6. Pour rejeter la demande, l'arrêt retient que l'immeuble a été en partie mis en location depuis le 26 août 2017 et que la SCI Nouvelle aventure ne s'explique pas sur les motifs pour lesquels elle n'a pas donné suite à la proposition de MM. C... de déplacer le mobilier en présence d'un commissaire priseur.
7. En statuant ainsi, par des motifs inopérants, alors qu'elle ordonnait l'enlèvement du mobilier entreposé dans les lieux, ce dont il résultait que ceux-ci n'étaient pas libérés, la cour d'appel a violé le texte susvisé.

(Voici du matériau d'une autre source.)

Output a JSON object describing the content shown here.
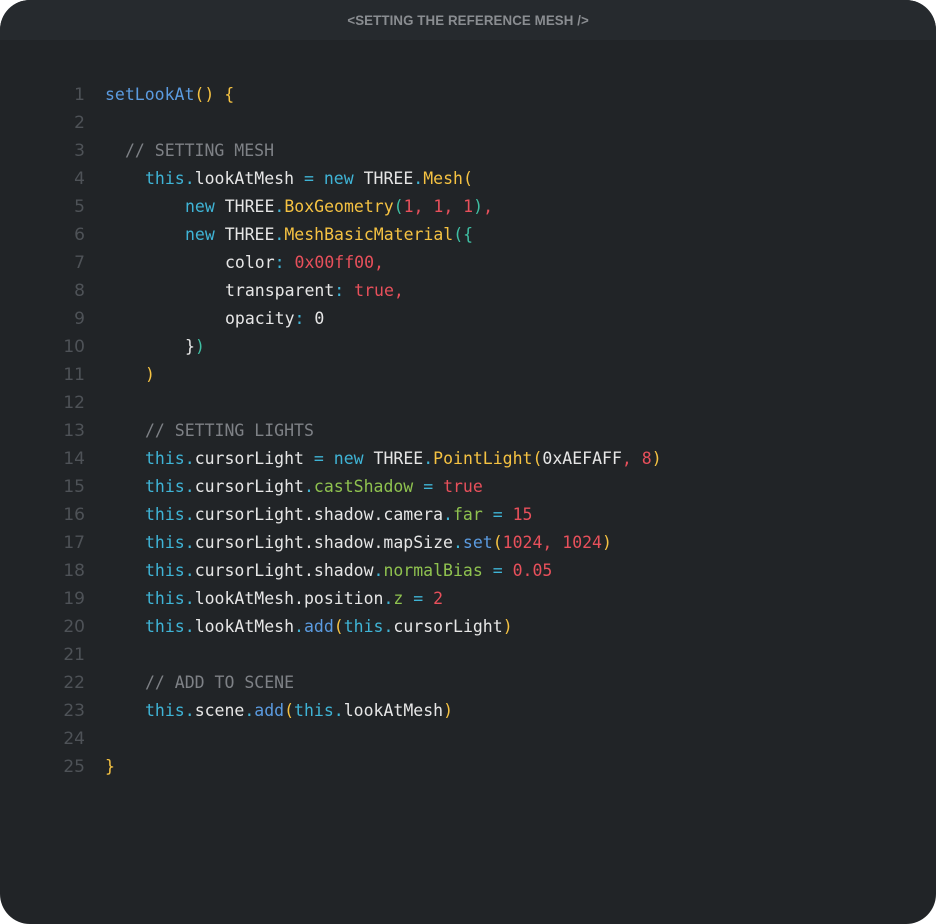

PAR CES MOTIFS, et sans qu'il y a ait lieu de statuer sur les autres griefs, la Cour :
CASSE ET ANNULE, en toutes ses dispositions, l'arrêt rendu le 19 décembre 2019 par la cour d'appel de Douai ;
Remet l'affaire et les parties dans l'état où elles se trouvaient avant cet arrêt et les renvoie devant la cour d'appel de Douai, autrement composée ;
Condamne M. U... P..., Mme Y... P... et MM. K... et A... C... aux dépens ;
En application de l'article 700 du code de procédure civile, rejette la demande formée par MM. K... et A... C... et les condamne, ainsi que M. U... P... et Mme Y... P..., in solidum à payer à la SCI Nouvelle aventure la somme globale de 3 000 euros ;
Dit que sur les diligences du procureur général près la Cour de cassation, le présent arrêt sera transmis pour être transcrit en marge ou à la suite de l'arrêt cassé ; Ainsi fait et jugé par la Cour de cassation, troisième chambre civile, et prononcé par le président en son audience publique du huit avril deux mille vingt et un.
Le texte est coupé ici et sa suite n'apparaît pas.